Probing of lateral extensions of ore bodies is also prohibited by adjoining mining claims belonging to different individuals

Companies engaged in mining and exploration in Zimbabwe, are still practicing the tradition of not making much use of geologists. Exploration geologists are mostly used as field technicians who are not usually involved in the design of exploration programs. Miners lack the necessary financial and technical skills to explore and exploit larger ore bodies, preferring narrow quartz veins that are easier to exploit Thus the introduction of Chinese and Russian capital

Aeromagnetic surveys (a common type of geophysical survey) of most of the country carried out through Canadian government assistance between 1988 and 1990 opened up new ground for exploration. Linear extensions of existing ore bodies that are not obvious on existing geological maps were revealed by the new aeromagnetic data.

Geophysical geochemical and remote sensing techniques that are responsible for discoveries of mineral deposits in virgin areas in other countries have been rarely used in Zimbabwe.

With over 6,000 small gold deposits having been exploited in Zimbabwe, there are huge opportunities to investigate many of them for potential for large mines. Studies in the Zimbabwe Craton have shown that most large deposits do not occur in isolation, but include apparent small mines with potential for development into larger mines if investigated properly It is now established that the majority of gold deposits in Zimbabwe are located in greenstone belts.

Strong possibilities that a good number of larger ore bodies still remain concealed in the greenstone belts, especially in cultivated areas away from hills. New techniques of geophysics, geochemistry and remote sensing should assist in the identification of these ore bodies.

Zimbabwe’s main exports are tobacco (23 percent of total exports) and nickel (20 percent). Others include: diamonds, platinum, ferrochrome, and gold. Zimbabwe main export partners are: South Africa, China, Congo and Botswana.

Zimbabwe’s annual gold output increased to 24.8 tons in 2017 from 21.1 tons the previous year driven by a rise in deliveries from small-scale miners. Of the 24.8 tons, small scale miners contributed 13.2 tons while primary producers delivered a total of 11.7 tons”. The central bank has since launched an $80 million fund to capacitate small scale miners and boost gold production which is targeted at 26 tons.

The top gold producing countries per/metric ton are 1) China 455 mt. 2) Australia 270 mt. 3) Russia 250 mt. 4) US 209 mt. 5) Canada 170 mt.
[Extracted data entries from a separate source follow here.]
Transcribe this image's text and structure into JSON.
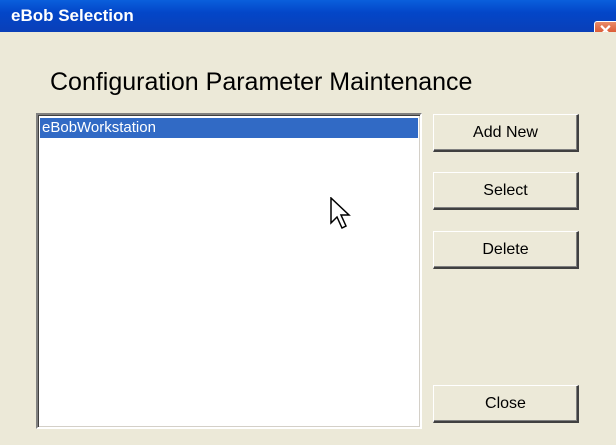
{
  "window": {
    "title": "eBob Selection",
    "close_glyph": "✕"
  },
  "heading": "Configuration Parameter Maintenance",
  "list": {
    "items": [
      {
        "label": "eBobWorkstation",
        "selected": true
      }
    ]
  },
  "buttons": {
    "add_new": "Add New",
    "select": "Select",
    "delete": "Delete",
    "close": "Close"
  },
  "colors": {
    "titlebar": "#0346c8",
    "close_button": "#d9502a",
    "face": "#ece9d8",
    "selection": "#316ac5"
  },
  "icons": [
    "close-icon",
    "mouse-cursor-icon"
  ]
}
Zimbabwe is 25th?

China accounts for over 15% of global gold production but it is also the largest gold consumer in the world representing 27.9% of global gold consumption ahead of India’s share of 26.5%. Between the two, that is 54.4% of world consumption.

The moral to this article is it will take amended legislation to accommodate this financial change by all participating countries.
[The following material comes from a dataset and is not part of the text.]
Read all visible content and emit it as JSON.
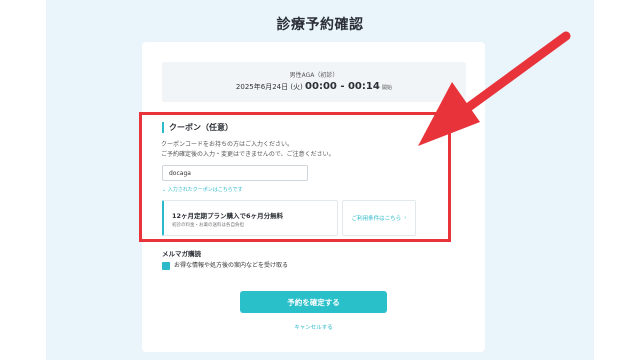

Zimbabwe’s in-ground assets are perceived, but not factual as of yet. Exploration into the greenstone belts and expansions of current mining interest are in their infancy.

China’s appetite for gold consumption lends to its interest in the Zim.

The only reasonable assets to back the GRC are the massive gold holdings in the Global Collateral Accounts. However, the permissions required for the opening and usage of the Collateral Accounts are many, and are done in secret to establish balances.

The public never is privy to these decisions so any information regarding this element is just conjecture at best. We have to sit tight and wait for this unfoldment.